Mansion of Menace (Caroline Farr, 1976)

IMG_0651“I made a brush stroke, examined it critically, and wondered if the color was exactly right.”

Irene Demar is an art student attending the University of Miami.  As the story opens, she is working on her final project before graduation, hoping that it will win her the coveted Perier scholarship in Paris.  She bullies a law student by the name of Paul Haldane into posing for her.  They meet again at the Commencement Day Ball, during which they dance and flirt some more. Irene suggests that she make a gift of the portrait she did of him, which he eagerly accepts, after which he fails at offering her a ride home, and then walks across the room, and out of her life (or does he???????)

Irene is turned down for the Perier scholarship, but offered an arguably more prestigious one with “Monsieur Jean-Pierre Haver at Montparnasse College on the island of Cimaroon in the Windward Island of the Caribbean”, which she accepts.  She journeys to the school by air and by sea, and is greeted upon arrival at the wharf by student (or is he???) Philip Hudson, who is tanned and shirtless.  He drives Irene to Montparnasse (Home of the Gods), which is shaped like a “huge, solid block of brick”.

Irene is greatly impressed by Professor Haver, who looks younger than his fifty years — strong, with black hair greying at the temples.  Obviously his charisma is too much to bear, because, within pages, for no reason, she is afraid.

But perhaps there is a reason.  In the night, someone creeps about and opens the door to her room.  Co-student Hank decides to leave the college, and is not heard from again, much to the consternation of his best friend, Greg.  The next day, Irene explores the boundaries of the estate, is pursued by a mysterious man with a knife, and proceeds to tumble down the slope to the beach, getting sand in her eyes and failing to immediately recognize her rescuer, who turns out to be………Paul Haldane!!
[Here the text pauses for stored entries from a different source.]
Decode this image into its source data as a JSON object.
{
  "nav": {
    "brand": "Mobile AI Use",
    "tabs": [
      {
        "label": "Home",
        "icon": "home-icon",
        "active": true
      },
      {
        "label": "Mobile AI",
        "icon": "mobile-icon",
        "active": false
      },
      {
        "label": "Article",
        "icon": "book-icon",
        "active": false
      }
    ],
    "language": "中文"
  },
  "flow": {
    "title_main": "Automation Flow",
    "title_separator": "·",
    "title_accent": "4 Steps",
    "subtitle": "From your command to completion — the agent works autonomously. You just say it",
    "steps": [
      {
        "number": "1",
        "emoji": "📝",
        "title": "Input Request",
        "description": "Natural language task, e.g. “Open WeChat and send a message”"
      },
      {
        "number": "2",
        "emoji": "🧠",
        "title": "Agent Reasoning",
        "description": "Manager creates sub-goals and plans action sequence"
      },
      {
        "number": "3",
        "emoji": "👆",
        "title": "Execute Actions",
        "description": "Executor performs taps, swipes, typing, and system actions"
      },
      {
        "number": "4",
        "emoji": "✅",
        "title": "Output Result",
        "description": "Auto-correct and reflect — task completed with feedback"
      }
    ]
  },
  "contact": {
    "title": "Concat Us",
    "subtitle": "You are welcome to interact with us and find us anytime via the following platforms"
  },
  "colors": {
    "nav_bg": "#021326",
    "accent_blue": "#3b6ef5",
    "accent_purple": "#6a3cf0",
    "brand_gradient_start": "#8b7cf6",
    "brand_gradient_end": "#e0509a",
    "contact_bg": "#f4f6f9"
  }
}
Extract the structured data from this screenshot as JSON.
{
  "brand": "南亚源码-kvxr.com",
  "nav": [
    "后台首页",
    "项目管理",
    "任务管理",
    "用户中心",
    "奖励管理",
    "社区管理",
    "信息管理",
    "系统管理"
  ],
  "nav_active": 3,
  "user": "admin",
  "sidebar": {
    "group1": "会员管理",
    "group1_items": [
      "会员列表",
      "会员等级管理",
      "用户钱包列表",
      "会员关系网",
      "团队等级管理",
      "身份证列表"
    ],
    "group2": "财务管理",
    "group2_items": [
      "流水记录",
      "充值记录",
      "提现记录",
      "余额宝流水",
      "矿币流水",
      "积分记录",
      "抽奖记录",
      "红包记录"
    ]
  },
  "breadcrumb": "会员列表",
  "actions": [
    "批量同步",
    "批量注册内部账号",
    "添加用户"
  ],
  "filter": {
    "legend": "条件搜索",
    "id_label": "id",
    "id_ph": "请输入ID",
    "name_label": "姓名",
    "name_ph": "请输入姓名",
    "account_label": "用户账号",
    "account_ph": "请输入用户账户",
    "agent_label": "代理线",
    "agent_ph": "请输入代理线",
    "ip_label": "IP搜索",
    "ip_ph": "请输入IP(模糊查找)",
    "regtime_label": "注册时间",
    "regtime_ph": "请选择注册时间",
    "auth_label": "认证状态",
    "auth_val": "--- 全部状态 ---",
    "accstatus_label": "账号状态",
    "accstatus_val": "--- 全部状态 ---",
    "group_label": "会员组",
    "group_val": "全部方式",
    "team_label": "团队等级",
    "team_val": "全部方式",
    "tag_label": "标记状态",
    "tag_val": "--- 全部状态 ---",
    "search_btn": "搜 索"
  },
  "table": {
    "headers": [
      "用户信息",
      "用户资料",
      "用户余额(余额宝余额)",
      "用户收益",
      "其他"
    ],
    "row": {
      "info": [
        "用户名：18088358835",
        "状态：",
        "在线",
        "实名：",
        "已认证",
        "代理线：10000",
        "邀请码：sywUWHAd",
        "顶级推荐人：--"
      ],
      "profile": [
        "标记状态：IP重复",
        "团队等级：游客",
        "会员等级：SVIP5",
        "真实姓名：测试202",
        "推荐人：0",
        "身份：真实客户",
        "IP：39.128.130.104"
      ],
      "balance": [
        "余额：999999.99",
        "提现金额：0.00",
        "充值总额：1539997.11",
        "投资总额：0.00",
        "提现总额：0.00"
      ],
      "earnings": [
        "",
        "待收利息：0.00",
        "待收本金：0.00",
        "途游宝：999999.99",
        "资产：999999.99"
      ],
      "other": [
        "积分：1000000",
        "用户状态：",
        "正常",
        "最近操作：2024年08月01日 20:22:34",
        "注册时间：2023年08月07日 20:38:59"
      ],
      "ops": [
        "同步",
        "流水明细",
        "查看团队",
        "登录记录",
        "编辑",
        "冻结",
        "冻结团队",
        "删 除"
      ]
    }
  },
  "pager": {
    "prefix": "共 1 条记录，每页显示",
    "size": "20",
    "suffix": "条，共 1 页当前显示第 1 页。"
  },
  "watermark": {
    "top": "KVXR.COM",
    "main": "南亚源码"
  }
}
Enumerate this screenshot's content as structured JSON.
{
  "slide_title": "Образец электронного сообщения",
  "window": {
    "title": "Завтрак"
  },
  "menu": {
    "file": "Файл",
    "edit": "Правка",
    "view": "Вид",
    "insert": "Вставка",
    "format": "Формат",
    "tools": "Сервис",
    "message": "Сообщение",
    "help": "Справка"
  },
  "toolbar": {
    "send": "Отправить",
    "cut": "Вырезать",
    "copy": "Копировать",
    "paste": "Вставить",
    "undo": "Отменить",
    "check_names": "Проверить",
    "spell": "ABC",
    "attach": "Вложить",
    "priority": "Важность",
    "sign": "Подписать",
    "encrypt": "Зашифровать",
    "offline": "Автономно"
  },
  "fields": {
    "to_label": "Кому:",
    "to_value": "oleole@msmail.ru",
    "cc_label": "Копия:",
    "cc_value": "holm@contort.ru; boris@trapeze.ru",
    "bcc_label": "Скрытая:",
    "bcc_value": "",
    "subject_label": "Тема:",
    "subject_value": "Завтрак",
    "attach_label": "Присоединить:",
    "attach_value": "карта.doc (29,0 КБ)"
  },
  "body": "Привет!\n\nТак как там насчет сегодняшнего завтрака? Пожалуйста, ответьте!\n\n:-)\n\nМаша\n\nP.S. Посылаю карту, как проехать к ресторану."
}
He is the inheritor of his late father’s lavish estate, and blames Professor Haver for his father’s mysterious death.  Irene learns that Haver leased the land for the college from Haldane Sr.  She spots her portrait of Paul among the various works of art on display, and takes note of another done by Jean-Pierre Haver, “Dancing Nudes”.  Paul recommends that she sneak back into the art colony, given the rancorous nature of his relationship with Haver.

And then the eroticism begins!!! First, Irene spots one of her fellow students in the nude. Then, just four pages later, Professor Haver assigns the group to do erotic paintings.  Irene fails miserably, painting symmetrical virgins when, indeed, in order “to express such erotica on canvas, your bodies must be slightly gross.”  She follows up on this blunder with another; she reveals that she has seen Professor Haver’s painting “Dancing Nudes”, which Haver would know is located at the Haldane estate.

Before you know it, Irene is summoned to meet Haver at the gallery, in order to be smothered with ether and borne off to a dark, dank chamber.  Clearly she is being punished for seeing that guy naked!!  She witnesses a voodoo ceremony involving bits of her own hair, clothing and other personal effects.  She creeps weakly away and falls (again!!!) into a seaweed coated pit.  Here she discovers a dead body, although she cannot identify it in the darkness.  The pit fills with ocean water through a tunnel in the floor, and she is scraped out to sea…

Where she is rescued (again!!!)  by Paul Haldane!!  The dead body turns out to belong to the unfortunate Hank, who had gotten wise to Professor Haver’s nefarious ways.  Haver, as it turns out, was mired in debt, and killed Haldane Sr. when he announced that he would be cancelling the lease on the art colony.  Mystery solved!!!!

Irene and Paul are married one entire week after Haver and his voodoo accomplice are convicted for the death of Paul’s father….so romantic!!!  However, the shell of Montparnasse remains “a place with an aura of evil in [their] paradise.”